Attorney General, Consumer Protection Commissioner: Abnormal Market Disruption on Energy Products through Nov. 10
For immediate release THURSDAY, NOVEMBER 1, 2012
HARTFORD – Due to Hurricane Sandy’s continuing potential to affect fuel distribution and sale in Connecticut, Attorney General George Jepsen announced that he will issue a notice of abnormal market disruption that will commence when the existing abnormal market period ends on Nov. 3. Department of Consumer Protection Commissioner William M. Rubenstein today encouraged consumers to help minimize stress on the markets by conserving gasoline where possible.
Since Aug. 4, Connecticut has been operating under a notice of abnormal market disruption that was triggered by a new law passed earlier this year. The new law provides that an abnormal market disruption is automatically deemed to have occurred whenever the wholesale price of gasoline rises to $3.00 per gallon and represents a 15 percent or greater increase in price over the price on any day in the previous 90 days.
The abnormal market disruption triggered by that new law is set to expire at 11:59 p.m. on Saturday, Nov. 3. Due to the stresses on the energy market caused by Hurricane Sandy, the Attorney General is now exercising his own, separate statutory power to declare an abnormal market disruption commencing at midnight on Nov. 4 and ending at 11:59 p.m. on Saturday, Nov. 10.
“The extensive damage caused by Hurricane Sandy all along the East Coast – and, in particular, its impact on the New York and New Jersey harbors – has the potential to effect Connecticut’s short-term fuel supply,” said Attorney General Jepsen. “To be clear: Our fuel supply has not reached a critical level.

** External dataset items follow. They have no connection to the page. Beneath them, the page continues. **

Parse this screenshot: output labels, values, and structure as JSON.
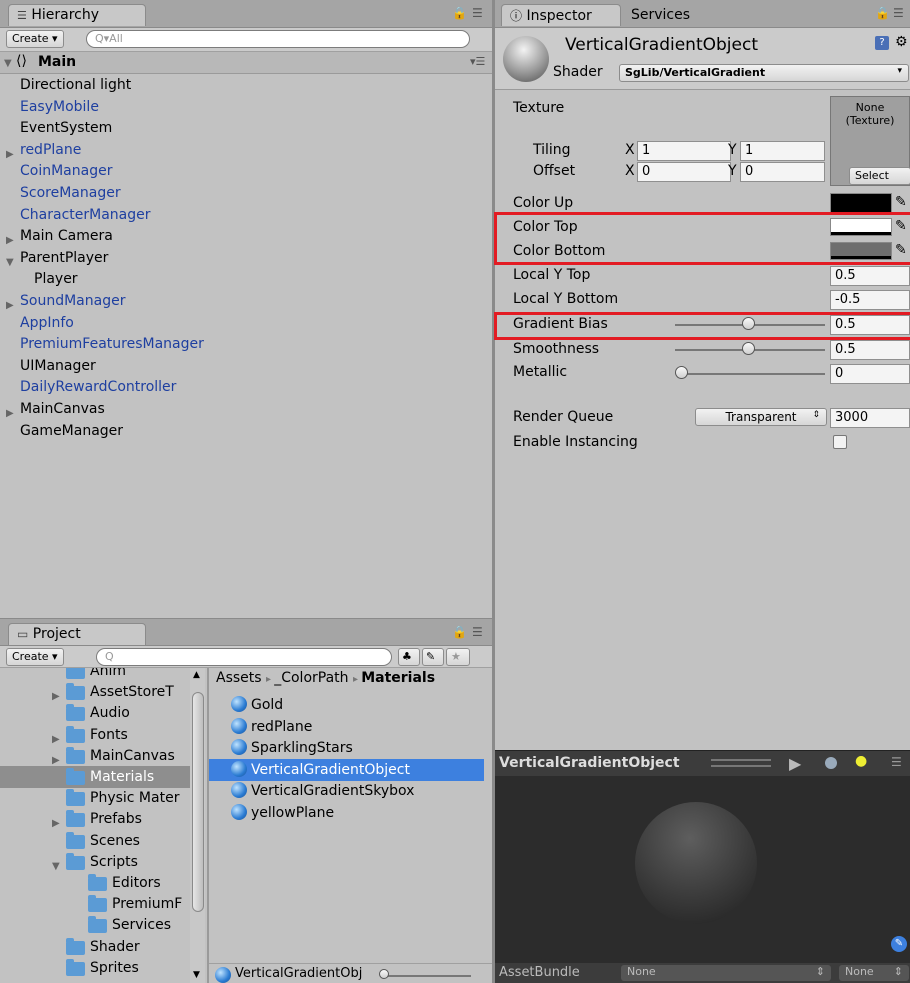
{
  "hierarchy": {
    "tab_label": "Hierarchy",
    "create_label": "Create",
    "search_placeholder": "Q▾All",
    "scene_name": "Main",
    "items": [
      {
        "label": "Directional light",
        "color": "black",
        "indent": 1,
        "fold": ""
      },
      {
        "label": "EasyMobile",
        "color": "blue",
        "indent": 1,
        "fold": ""
      },
      {
        "label": "EventSystem",
        "color": "black",
        "indent": 1,
        "fold": ""
      },
      {
        "label": "redPlane",
        "color": "blue",
        "indent": 1,
        "fold": "▶"
      },
      {
        "label": "CoinManager",
        "color": "blue",
        "indent": 1,
        "fold": ""
      },
      {
        "label": "ScoreManager",
        "color": "blue",
        "indent": 1,
        "fold": ""
      },
      {
        "label": "CharacterManager",
        "color": "blue",
        "indent": 1,
        "fold": ""
      },
      {
        "label": "Main Camera",
        "color": "black",
        "indent": 1,
        "fold": "▶"
      },
      {
        "label": "ParentPlayer",
        "color": "black",
        "indent": 1,
        "fold": "▼"
      },
      {
        "label": "Player",
        "color": "black",
        "indent": 2,
        "fold": ""
      },
      {
        "label": "SoundManager",
        "color": "blue",
        "indent": 1,
        "fold": "▶"
      },
      {
        "label": "AppInfo",
        "color": "blue",
        "indent": 1,
        "fold": ""
      },
      {
        "label": "PremiumFeaturesManager",
        "color": "blue",
        "indent": 1,
        "fold": ""
      },
      {
        "label": "UIManager",
        "color": "black",
        "indent": 1,
        "fold": ""
      },
      {
        "label": "DailyRewardController",
        "color": "blue",
        "indent": 1,
        "fold": ""
      },
      {
        "label": "MainCanvas",
        "color": "black",
        "indent": 1,
        "fold": "▶"
      },
      {
        "label": "GameManager",
        "color": "black",
        "indent": 1,
        "fold": ""
      }
    ]
  },
  "project": {
    "tab_label": "Project",
    "create_label": "Create",
    "folders": [
      {
        "label": "Anim",
        "fold": "",
        "indent": 1
      },
      {
        "label": "AssetStoreT",
        "fold": "▶",
        "indent": 1
      },
      {
        "label": "Audio",
        "fold": "",
        "indent": 1
      },
      {
        "label": "Fonts",
        "fold": "▶",
        "indent": 1
      },
      {
        "label": "MainCanvas",
        "fold": "▶",
        "indent": 1
      },
      {
        "label": "Materials",
        "fold": "",
        "indent": 1
      },
      {
        "label": "Physic Mater",
        "fold": "",
        "indent": 1
      },
      {
        "label": "Prefabs",
        "fold": "▶",
        "indent": 1
      },
      {
        "label": "Scenes",
        "fold": "",
        "indent": 1
      },
      {
        "label": "Scripts",
        "fold": "▼",
        "indent": 1
      },
      {
        "label": "Editors",
        "fold": "",
        "indent": 2
      },
      {
        "label": "PremiumF",
        "fold": "",
        "indent": 2
      },
      {
        "label": "Services",
        "fold": "",
        "indent": 2
      },
      {
        "label": "Shader",
        "fold": "",
        "indent": 1
      },
      {
        "label": "Sprites",
        "fold": "",
        "indent": 1
      }
    ],
    "breadcrumb": {
      "assets": "Assets",
      "colorpath": "_ColorPath",
      "materials": "Materials"
    },
    "assets": [
      "Gold",
      "redPlane",
      "SparklingStars",
      "VerticalGradientObject",
      "VerticalGradientSkybox",
      "yellowPlane"
    ],
    "bottom_selected": "VerticalGradientObj"
  },
  "inspector": {
    "tab_label": "Inspector",
    "services_label": "Services",
    "object_name": "VerticalGradientObject",
    "shader_label": "Shader",
    "shader_value": "SgLib/VerticalGradient",
    "texture_label": "Texture",
    "texture_none": "None\n(Texture)",
    "texture_select": "Select",
    "tiling_label": "Tiling",
    "offset_label": "Offset",
    "x_label": "X",
    "y_label": "Y",
    "tiling_x": "1",
    "tiling_y": "1",
    "offset_x": "0",
    "offset_y": "0",
    "color_up_label": "Color Up",
    "color_top_label": "Color Top",
    "color_bottom_label": "Color Bottom",
    "color_up": "#000000",
    "color_top": "#ffffff",
    "color_bottom": "#6e6e6e",
    "local_y_top_label": "Local Y Top",
    "local_y_top": "0.5",
    "local_y_bottom_label": "Local Y Bottom",
    "local_y_bottom": "-0.5",
    "gradient_bias_label": "Gradient Bias",
    "gradient_bias": "0.5",
    "smoothness_label": "Smoothness",
    "smoothness": "0.5",
    "metallic_label": "Metallic",
    "metallic": "0",
    "render_queue_label": "Render Queue",
    "render_queue_mode": "Transparent",
    "render_queue_value": "3000",
    "enable_instancing_label": "Enable Instancing"
  },
  "preview": {
    "title": "VerticalGradientObject",
    "assetbundle_label": "AssetBundle",
    "assetbundle_value": "None",
    "assetbundle_variant": "None"
  }
}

However, we must plan for any potential scenario and, as such, I want to ensure that consumers are protected throughout the recovery period. This measure effectively extends protections in place under the existing notice of abnormal market disruption for an additional week, a step necessitated by conditions in the wake of Hurricane Sandy.”
The notice of an abnormal market disruption is posted on the Attorney General’s Web site.
Commissioner Rubenstein urged consumers to help keep fuel supplies flowing smoothly by conserving gasoline.
“As with prior market disruptions, we encourage consumers to use gas conservatively – limit unnecessary driving and avoid topping off or filling the gas tank more than usual,” Commissioner Rubenstein said.
A statutory notice of an “abnormal market disruption” means that dealers are prohibited from charging unconscionably excessive prices for energy resources such as hearing oil, gasoline, propane, natural gas, electricity and wood fuels, among others. Violators may be subject to penalties.
An “unconscionably excessive price” may occur when there is a gross disparity between the price during the market disruption and the price in the ordinary course of business immediately prior to the market disruption and the price is not attributable to additional costs.
Reports of suspected price gouging for consumer goods or unconscionably excessive pricing of gasoline or other fuels can be made to email@example.com or to the Department of Consumer Protection at firstname.lastname@example.org. Consumers may also call the department’s toll-free hotline at 1-800-842-2649.
Special Counsel Robert Clark and Assistant Attorneys General Thomas Saadi and Phillip Rosario, head of the Consumer Protection unit, are assisting the Attorney General with this matter.